Why? A bunch of reasons. In these COVID times, there are few activities that feel safer than being outdoors. Also, in COVID times (and non-COVID times alike), I need a way to release pent–up anxiety, energy and frustration. You can whack a pickleball with the force of everything that’s been bothering you since 1965 and, owing to the holes in the ball, it won’t go much farther than the other court. Plus, if you hit your opponent (or get hit) by the ball, it barely leaves a mark.
I also love pickleball because it demands focus, presence and concentration. So not only am I getting a great physical workout — I play for two hours twice a week and sometimes in the evenings — it’s also exercising parts of my brain that have been greatly challenged these last few months.
I’ve learned it’s not enough to just whack the ball, satisfying as that is. You have to think ahead to your opponents’ next shot. You have to be where you are on the court, but also where you aren’t — which means you have to try to get to areas your opponent is likely to aim for — which means you have to have to be a mind reader AND be quick.
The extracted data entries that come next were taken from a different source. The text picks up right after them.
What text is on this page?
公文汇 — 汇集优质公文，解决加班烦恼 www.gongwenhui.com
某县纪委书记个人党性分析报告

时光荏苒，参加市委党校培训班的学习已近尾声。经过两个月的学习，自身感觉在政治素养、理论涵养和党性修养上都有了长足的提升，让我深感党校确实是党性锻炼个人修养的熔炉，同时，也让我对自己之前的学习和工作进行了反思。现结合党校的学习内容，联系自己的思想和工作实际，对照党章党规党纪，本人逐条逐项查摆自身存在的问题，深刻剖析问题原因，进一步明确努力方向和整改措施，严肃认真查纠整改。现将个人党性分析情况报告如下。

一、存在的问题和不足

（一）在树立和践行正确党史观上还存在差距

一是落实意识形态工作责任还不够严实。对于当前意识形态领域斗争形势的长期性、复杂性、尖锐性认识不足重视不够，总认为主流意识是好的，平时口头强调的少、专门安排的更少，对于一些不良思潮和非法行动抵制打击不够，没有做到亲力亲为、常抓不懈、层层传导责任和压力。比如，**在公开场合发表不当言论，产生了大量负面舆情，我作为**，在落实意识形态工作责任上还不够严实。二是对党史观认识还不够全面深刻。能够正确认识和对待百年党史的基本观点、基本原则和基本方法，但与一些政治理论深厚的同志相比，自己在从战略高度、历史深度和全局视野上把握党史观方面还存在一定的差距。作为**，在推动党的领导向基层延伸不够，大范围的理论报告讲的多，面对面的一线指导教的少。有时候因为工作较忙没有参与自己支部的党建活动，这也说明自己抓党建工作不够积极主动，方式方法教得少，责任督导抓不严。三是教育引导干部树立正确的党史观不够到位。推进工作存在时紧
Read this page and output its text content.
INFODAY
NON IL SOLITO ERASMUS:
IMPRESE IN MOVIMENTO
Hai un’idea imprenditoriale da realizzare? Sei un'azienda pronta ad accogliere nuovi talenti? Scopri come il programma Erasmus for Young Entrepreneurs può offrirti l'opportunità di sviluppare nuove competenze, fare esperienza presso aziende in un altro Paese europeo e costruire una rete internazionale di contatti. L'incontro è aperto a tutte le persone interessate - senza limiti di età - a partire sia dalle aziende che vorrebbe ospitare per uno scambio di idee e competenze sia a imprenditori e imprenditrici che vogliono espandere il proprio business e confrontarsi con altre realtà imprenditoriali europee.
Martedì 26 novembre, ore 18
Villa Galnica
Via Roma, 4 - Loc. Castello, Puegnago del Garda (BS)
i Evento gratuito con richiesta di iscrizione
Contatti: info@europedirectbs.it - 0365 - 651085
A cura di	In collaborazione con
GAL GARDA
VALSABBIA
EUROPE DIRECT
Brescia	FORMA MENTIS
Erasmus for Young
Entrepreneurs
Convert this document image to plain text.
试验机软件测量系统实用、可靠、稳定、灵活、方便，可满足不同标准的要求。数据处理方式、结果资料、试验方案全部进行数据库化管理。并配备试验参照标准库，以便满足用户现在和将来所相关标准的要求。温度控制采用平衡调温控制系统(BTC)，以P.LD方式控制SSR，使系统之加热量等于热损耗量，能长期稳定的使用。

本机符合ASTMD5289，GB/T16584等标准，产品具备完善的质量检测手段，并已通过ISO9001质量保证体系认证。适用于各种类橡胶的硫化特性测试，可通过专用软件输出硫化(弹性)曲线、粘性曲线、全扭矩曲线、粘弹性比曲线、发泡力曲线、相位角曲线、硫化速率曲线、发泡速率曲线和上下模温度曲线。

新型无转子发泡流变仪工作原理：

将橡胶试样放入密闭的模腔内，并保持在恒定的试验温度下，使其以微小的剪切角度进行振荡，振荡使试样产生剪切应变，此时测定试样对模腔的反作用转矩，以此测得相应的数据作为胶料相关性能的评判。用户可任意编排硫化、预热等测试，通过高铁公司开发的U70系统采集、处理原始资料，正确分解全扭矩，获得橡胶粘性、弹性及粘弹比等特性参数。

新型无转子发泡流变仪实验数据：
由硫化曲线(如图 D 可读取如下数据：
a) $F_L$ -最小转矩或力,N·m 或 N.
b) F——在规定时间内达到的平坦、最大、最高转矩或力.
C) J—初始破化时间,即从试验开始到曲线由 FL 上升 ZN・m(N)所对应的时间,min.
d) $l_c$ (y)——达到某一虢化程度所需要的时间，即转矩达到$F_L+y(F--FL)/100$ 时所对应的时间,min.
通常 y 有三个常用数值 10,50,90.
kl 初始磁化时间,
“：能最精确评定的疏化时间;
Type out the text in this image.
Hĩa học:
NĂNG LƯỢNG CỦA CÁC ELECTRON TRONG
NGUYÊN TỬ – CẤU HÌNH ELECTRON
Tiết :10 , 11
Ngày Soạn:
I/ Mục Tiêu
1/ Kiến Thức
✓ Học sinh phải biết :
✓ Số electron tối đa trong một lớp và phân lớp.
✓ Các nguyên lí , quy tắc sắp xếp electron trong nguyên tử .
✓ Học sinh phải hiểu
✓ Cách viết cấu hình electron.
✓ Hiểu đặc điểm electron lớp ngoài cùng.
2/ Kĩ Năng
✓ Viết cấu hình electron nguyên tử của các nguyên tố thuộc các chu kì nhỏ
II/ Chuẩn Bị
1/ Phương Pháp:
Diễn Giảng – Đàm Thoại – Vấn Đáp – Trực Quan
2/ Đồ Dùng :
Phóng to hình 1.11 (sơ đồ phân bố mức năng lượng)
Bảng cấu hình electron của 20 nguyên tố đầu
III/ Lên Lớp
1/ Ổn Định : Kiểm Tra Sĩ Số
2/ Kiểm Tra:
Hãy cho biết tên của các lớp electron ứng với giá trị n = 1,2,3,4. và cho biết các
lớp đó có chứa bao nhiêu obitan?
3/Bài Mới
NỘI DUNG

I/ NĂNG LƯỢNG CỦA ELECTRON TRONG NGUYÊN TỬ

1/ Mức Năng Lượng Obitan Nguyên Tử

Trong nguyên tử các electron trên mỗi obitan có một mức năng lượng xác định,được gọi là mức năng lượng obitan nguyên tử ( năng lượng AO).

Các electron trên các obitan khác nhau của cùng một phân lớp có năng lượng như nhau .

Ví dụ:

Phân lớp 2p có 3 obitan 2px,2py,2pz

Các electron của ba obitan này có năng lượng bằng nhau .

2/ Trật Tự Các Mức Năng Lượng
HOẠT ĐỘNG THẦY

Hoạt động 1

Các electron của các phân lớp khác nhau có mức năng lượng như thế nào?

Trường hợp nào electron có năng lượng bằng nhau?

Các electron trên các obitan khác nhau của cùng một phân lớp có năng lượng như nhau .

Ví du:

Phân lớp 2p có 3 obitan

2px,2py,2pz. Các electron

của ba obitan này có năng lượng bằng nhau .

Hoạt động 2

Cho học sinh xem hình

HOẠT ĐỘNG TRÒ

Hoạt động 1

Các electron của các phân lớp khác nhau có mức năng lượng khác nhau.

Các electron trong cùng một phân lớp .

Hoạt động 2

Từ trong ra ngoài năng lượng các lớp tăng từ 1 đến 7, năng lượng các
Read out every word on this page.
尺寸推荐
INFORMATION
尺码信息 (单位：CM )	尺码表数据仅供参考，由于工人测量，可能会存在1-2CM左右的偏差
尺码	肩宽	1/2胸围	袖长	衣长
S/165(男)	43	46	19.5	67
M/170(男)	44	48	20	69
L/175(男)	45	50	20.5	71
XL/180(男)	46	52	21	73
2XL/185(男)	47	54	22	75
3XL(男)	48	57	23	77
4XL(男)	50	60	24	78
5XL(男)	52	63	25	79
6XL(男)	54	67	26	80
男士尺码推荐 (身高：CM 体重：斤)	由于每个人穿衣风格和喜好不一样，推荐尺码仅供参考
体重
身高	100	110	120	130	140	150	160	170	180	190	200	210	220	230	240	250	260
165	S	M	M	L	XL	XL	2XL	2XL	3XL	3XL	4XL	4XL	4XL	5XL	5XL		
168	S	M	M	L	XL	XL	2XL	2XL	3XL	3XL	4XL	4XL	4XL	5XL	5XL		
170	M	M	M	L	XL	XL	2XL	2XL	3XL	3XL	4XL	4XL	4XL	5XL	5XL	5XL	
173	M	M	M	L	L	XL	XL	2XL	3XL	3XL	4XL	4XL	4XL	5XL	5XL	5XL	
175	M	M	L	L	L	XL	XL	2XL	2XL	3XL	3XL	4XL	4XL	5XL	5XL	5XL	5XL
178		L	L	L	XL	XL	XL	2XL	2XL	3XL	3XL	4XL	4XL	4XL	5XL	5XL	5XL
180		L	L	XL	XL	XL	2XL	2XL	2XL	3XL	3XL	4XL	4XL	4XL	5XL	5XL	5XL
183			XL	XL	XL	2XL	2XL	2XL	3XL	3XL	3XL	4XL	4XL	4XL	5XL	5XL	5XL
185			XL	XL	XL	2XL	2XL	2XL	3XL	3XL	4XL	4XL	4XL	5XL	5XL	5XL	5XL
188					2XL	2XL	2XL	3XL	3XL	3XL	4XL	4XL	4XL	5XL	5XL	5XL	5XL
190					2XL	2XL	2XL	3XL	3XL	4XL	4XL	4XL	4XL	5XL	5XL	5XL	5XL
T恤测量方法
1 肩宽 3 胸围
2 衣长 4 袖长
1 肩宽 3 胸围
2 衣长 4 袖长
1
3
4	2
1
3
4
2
Everything I did in my much-despised workout class — balance work, flexibility exercises and something called maintaining your “fast-twitch” — it’s all there in pickleball (with the possible exception of strength training, and that I get by wearing a 20-pound poodle on my hip 24-7 the rest of the week). Only it’s not called work, exercise or training. It’s called “playing.” And somehow, unlike every other sport I’ve tried, this one really feels like it. So much so that I look forward to it on my off days. And I never even hide my shoes.